November 19, 2020

Construction accounting today - FASB addresses contract revenue recognition

Construction companies are well advised to follow Generally Accepted Accounting Principles (GAAP) when preparing their financial statements. If you’re doing so, it’s important to keep up with any relevant guidance issued by the Financial Accounting Standards Board (FASB).

A couple of recent FASB releases, Accounting Standards Codification (ASC) 606-10-65 and ASC 910-10-15-4, seek to help businesses transition into compliance with various rules under Accounting Standards Update (ASU) No. 2014-09, Revenue from Contracts with Customers (Topic 606).

Retroactive Application

Private companies that haven’t issued financial statements as of June 3, 2020, will need to comply with the latest guidance for 2020 financial statements and beyond. You may retroactively apply the newly issued guidance as far back as 2017 financial statements, however. Under ASC 606-10-65, there are two ways to apply updates retroactively:

1. Retrospective for each period with expedients. This approach uses standard retrospective reporting for accounting changes governed by ASC 250-10-45-5. It provides that the first period being reported retrospectively holds in its assets and liabilities a cumulative effect of all previous periods — with an offset to retained earnings or other equity.
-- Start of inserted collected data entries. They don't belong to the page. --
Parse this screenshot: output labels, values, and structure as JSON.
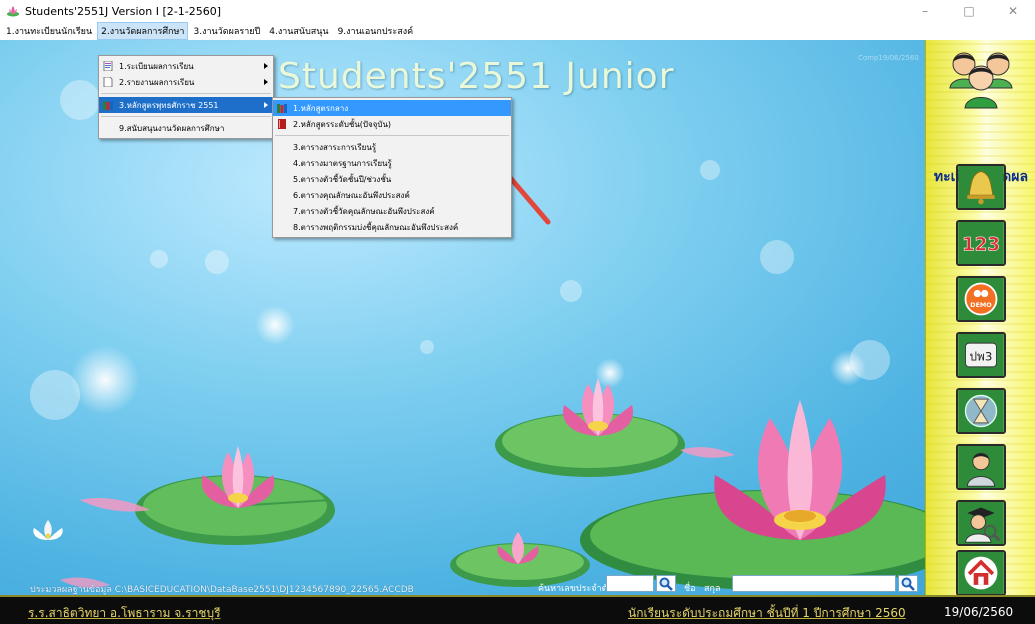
{
  "window": {
    "title": "Students'2551J Version I [2-1-2560]",
    "minimize_glyph": "–",
    "maximize_glyph": "□",
    "close_glyph": "✕"
  },
  "menubar": {
    "items": [
      {
        "label": "1.งานทะเบียนนักเรียน"
      },
      {
        "label": "2.งานวัดผลการศึกษา"
      },
      {
        "label": "3.งานวัดผลรายปี"
      },
      {
        "label": "4.งานสนับสนุน"
      },
      {
        "label": "9.งานเอนกประสงค์"
      }
    ]
  },
  "menu_level1": {
    "items": [
      {
        "label": "1.ระเบียนผลการเรียน",
        "icon": "document-icon"
      },
      {
        "label": "2.รายงานผลการเรียน",
        "icon": "page-icon"
      },
      {
        "label": "3.หลักสูตรพุทธศักราช 2551",
        "icon": "books-icon"
      },
      {
        "label": "9.สนับสนุนงานวัดผลการศึกษา",
        "icon": ""
      }
    ]
  },
  "menu_level2": {
    "items": [
      {
        "label": "1.หลักสูตรกลาง",
        "icon": "books-icon"
      },
      {
        "label": "2.หลักสูตรระดับชั้น(ปัจจุบัน)",
        "icon": "red-book-icon"
      },
      {
        "label": "3.ตารางสาระการเรียนรู้"
      },
      {
        "label": "4.ตารางมาตรฐานการเรียนรู้"
      },
      {
        "label": "5.ตารางตัวชี้วัดชั้นปี/ช่วงชั้น"
      },
      {
        "label": "6.ตารางคุณลักษณะอันพึงประสงค์"
      },
      {
        "label": "7.ตารางตัวชี้วัดคุณลักษณะอันพึงประสงค์"
      },
      {
        "label": "8.ตารางพฤติกรรมบ่งชี้คุณลักษณะอันพึงประสงค์"
      }
    ]
  },
  "main": {
    "app_title": "Students'2551 Junior",
    "watermark": "Comp19/06/2560",
    "db_path": "ประมวลผลฐานข้อมูล C:\\BASICEDUCATION\\DataBase2551\\DJ1234567890_22565.ACCDB",
    "search_id_label": "ค้นหาเลขประจำตัว",
    "search_id_value": "",
    "name_label": "ชื่อ",
    "surname_label": "สกุล",
    "name_value": ""
  },
  "side_panel": {
    "label": "ทะเบียน&วัดผล",
    "buttons": [
      {
        "name": "bell-button",
        "icon": "bell-icon"
      },
      {
        "name": "numbers-button",
        "icon": "123-icon",
        "text": "123"
      },
      {
        "name": "demo-button",
        "icon": "demo-icon",
        "text": "DEMO"
      },
      {
        "name": "pw3-button",
        "icon": "pw3-icon",
        "text": "ปพ3"
      },
      {
        "name": "hourglass-button",
        "icon": "hourglass-icon"
      },
      {
        "name": "person-button",
        "icon": "person-icon"
      },
      {
        "name": "graduate-search-button",
        "icon": "graduate-search-icon"
      },
      {
        "name": "home-button",
        "icon": "home-icon"
      }
    ]
  },
  "statusbar": {
    "school": "ร.ร.สาธิตวิทยา  อ.โพธาราม  จ.ราชบุรี",
    "level": "นักเรียนระดับประถมศึกษา  ชั้นปีที่ 1  ปีการศึกษา 2560",
    "date": "19/06/2560"
  },
  "colors": {
    "menu_highlight": "#3399ff",
    "side_label": "#0b2e8a",
    "status_text": "#e5d66b",
    "status_bg": "#0c0c0c",
    "arrow": "#e2473c"
  }
}
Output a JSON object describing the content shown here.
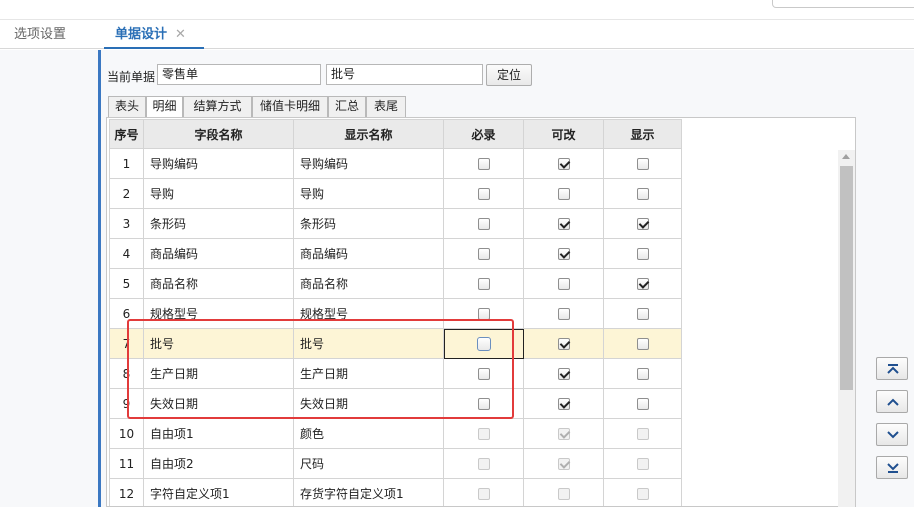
{
  "tabs": {
    "options_label": "选项设置",
    "design_label": "单据设计",
    "design_close": "✕"
  },
  "form": {
    "current_doc_label": "当前单据",
    "current_doc_value": "零售单",
    "search_value": "批号",
    "locate_button": "定位"
  },
  "subtabs": [
    "表头",
    "明细",
    "结算方式",
    "储值卡明细",
    "汇总",
    "表尾"
  ],
  "active_subtab": "明细",
  "grid": {
    "columns": [
      "序号",
      "字段名称",
      "显示名称",
      "必录",
      "可改",
      "显示"
    ],
    "rows": [
      {
        "no": "1",
        "field": "导购编码",
        "display": "导购编码",
        "required": false,
        "editable": true,
        "visible": false,
        "disabled": false
      },
      {
        "no": "2",
        "field": "导购",
        "display": "导购",
        "required": false,
        "editable": false,
        "visible": false,
        "disabled": false
      },
      {
        "no": "3",
        "field": "条形码",
        "display": "条形码",
        "required": false,
        "editable": true,
        "visible": true,
        "disabled": false
      },
      {
        "no": "4",
        "field": "商品编码",
        "display": "商品编码",
        "required": false,
        "editable": true,
        "visible": false,
        "disabled": false
      },
      {
        "no": "5",
        "field": "商品名称",
        "display": "商品名称",
        "required": false,
        "editable": false,
        "visible": true,
        "disabled": false
      },
      {
        "no": "6",
        "field": "规格型号",
        "display": "规格型号",
        "required": false,
        "editable": false,
        "visible": false,
        "disabled": false
      },
      {
        "no": "7",
        "field": "批号",
        "display": "批号",
        "required": false,
        "editable": true,
        "visible": false,
        "disabled": false,
        "selected": true
      },
      {
        "no": "8",
        "field": "生产日期",
        "display": "生产日期",
        "required": false,
        "editable": true,
        "visible": false,
        "disabled": false
      },
      {
        "no": "9",
        "field": "失效日期",
        "display": "失效日期",
        "required": false,
        "editable": true,
        "visible": false,
        "disabled": false
      },
      {
        "no": "10",
        "field": "自由项1",
        "display": "颜色",
        "required": false,
        "editable": true,
        "visible": false,
        "disabled": true
      },
      {
        "no": "11",
        "field": "自由项2",
        "display": "尺码",
        "required": false,
        "editable": true,
        "visible": false,
        "disabled": true
      },
      {
        "no": "12",
        "field": "字符自定义项1",
        "display": "存货字符自定义项1",
        "required": false,
        "editable": false,
        "visible": false,
        "disabled": true
      }
    ]
  },
  "colors": {
    "accent": "#2a6fb6",
    "highlight_box": "#e23b3b",
    "selected_row": "#fdf5d6"
  },
  "side_buttons": [
    "move-top-icon",
    "move-up-icon",
    "move-down-icon",
    "move-bottom-icon"
  ]
}
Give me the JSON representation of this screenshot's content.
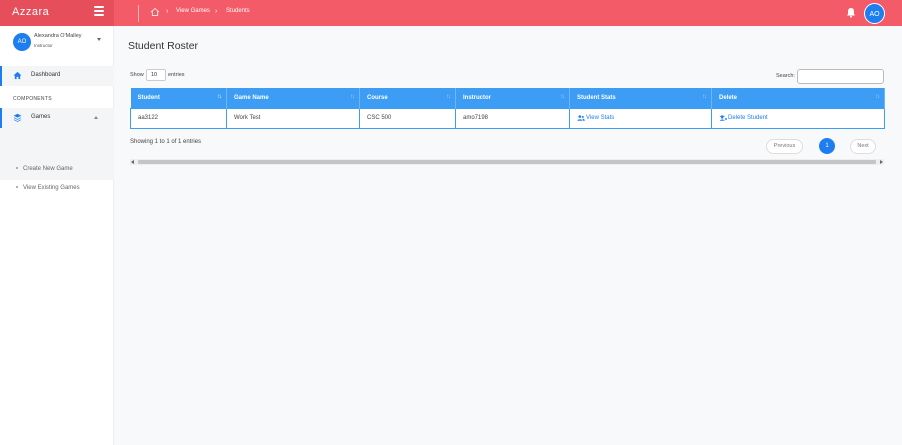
{
  "app": {
    "brand": "Azzara"
  },
  "breadcrumb": {
    "items": [
      "View Games",
      "Students"
    ]
  },
  "user": {
    "initials": "AO",
    "name": "Alexandra O'Malley",
    "role": "Instructor"
  },
  "sidebar": {
    "dashboard_label": "Dashboard",
    "section_title": "COMPONENTS",
    "games_label": "Games",
    "sub_items": [
      "Create New Game",
      "View Existing Games"
    ]
  },
  "page": {
    "title": "Student Roster"
  },
  "table_controls": {
    "show_label": "Show",
    "entries_value": "10",
    "entries_label": "entries",
    "search_label": "Search:",
    "search_value": ""
  },
  "table": {
    "columns": [
      "Student",
      "Game Name",
      "Course",
      "Instructor",
      "Student Stats",
      "Delete"
    ],
    "rows": [
      {
        "student": "aa3122",
        "game": "Work Test",
        "course": "CSC 500",
        "instructor": "amo7198",
        "stats_link": "View Stats",
        "delete_link": "Delete Student"
      }
    ]
  },
  "pagination": {
    "info": "Showing 1 to 1 of 1 entries",
    "previous": "Previous",
    "current": "1",
    "next": "Next"
  },
  "colors": {
    "topbar": "#f45b69",
    "brand_area": "#e64e5c",
    "accent": "#1e7ef0",
    "table_header": "#3d9cf3"
  }
}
Each period thereafter is reported with its effects of the change in standalone documents.

The FASB has added “expedients” intended to make this guidance easier to put in place. First, if contracts begin and end within the same year, their accounting treatment under GAAP doesn’t need to be changed. For completed contracts that had variable considerations (such as bonuses or other incentive payments), the contractor may report the actual amount paid rather than going back and estimating how much could have been earned in each previous period.

Also, the requirements of ASC 606-10-50-13 to summarize estimated forecasted payments coming from deliverables in the future need not be stated retroactively to periods already ended.

2. Retrospective with cumulative reporting. This approach provides that a construction company take the cumulative effect of the years leading up to the year of application of the new standard as an adjustment to equity. This way, the business has a choice of whether to include all contracts in the retroactive grouping or just the contracts that aren’t completed.

Along with using this approach, the company must indicate explicitly how each financial statement line item was affected by the application of the new principle — in other words, the value of what it was before and what it is after the application of the change. In the notes of its financial statements, the business must describe the nature and context for any large changes in account values.

4 Contract Types

In the past, there have been many variations on the definition of construction contracts for GAAP purposes. These include guaranteed maximum price, incentive-based, and time and materials. Under ASC 910-10-15-4, the FASB has simplified the definitions into four types of contracts:

  1. Fixed price. Another term indicating this type of contract is “lump sum.” These contracts can have terms whereby the contract price may be adjusted as it progresses for changing economic conditions and fluctuations in materials prices. They may also have various incentives for contractor performance, including containing costs or hitting schedule targets.
  2. Unit price. This type of contract is one in which the contractor and owner agree to a price per unit of installation, per foot or per some item of deliverable. The duration of the contract may be dependent on the number of units of installation, so it may be in effect open-ended.
  3. Cost. These contracts include reimbursable costs plus a fee payable to the contractor. Because costs can vary widely, the contractor isn’t responsible for the costs involved. Materials, delivery and hauling costs are accumulated and passed over to the owner for payment, plus a fee payable to the contractor for overseeing and performing the work. The fee payable to the contractor on top of the costs can be fixed or it can vary based on different incentives.
  4. Time and materials. This style of contract assigns an hourly rate that’s agreed on by the owner and contractor. It includes a supplementary payment of the materials costs. The materials can be paid for at a markup or at cost, and the time rate of pay to the contractor is established in advance. A guaranteed maximum price contract is now included in this contract type, though these contracts have a set of distinctive characteristics.

Catching up

As your construction company’s accounting staff is no doubt aware, the ongoing impact of ASU No. 2014-09 on revenue recognition is significant — especially for contractors seeking to increase bonding capacity or undergoing an audit for a larger project. Your CPA can provide invaluable assistance in catching up with the latest FASB guidance and revising your GAAP-compliant financial statements accordingly.

Effective date extended for reporting leases

Financial Accounting Standards Board (FASB) Accounting Standards Update (ASU) No. 2016-02, Leases (Topic 842), requires companies complying with Generally Accepted Accounting Principles to report on their balance sheets the assets and liabilities associated with leasing office space, vehicles and other assets. This includes reporting “embedded” leases that may lie hidden in a nonlease agreement.

In June 2020, the FASB extended the effective date for ASU 2016-02 for privately held businesses. The updated lease guidance now goes into effect for fiscal years beginning after December 15, 2021 (or interim periods beginning after December 15, 2022). The deferral is likely welcome news for many contractors who have been trying to get a handle on the complex new rules while grappling with the COVID-19 crisis.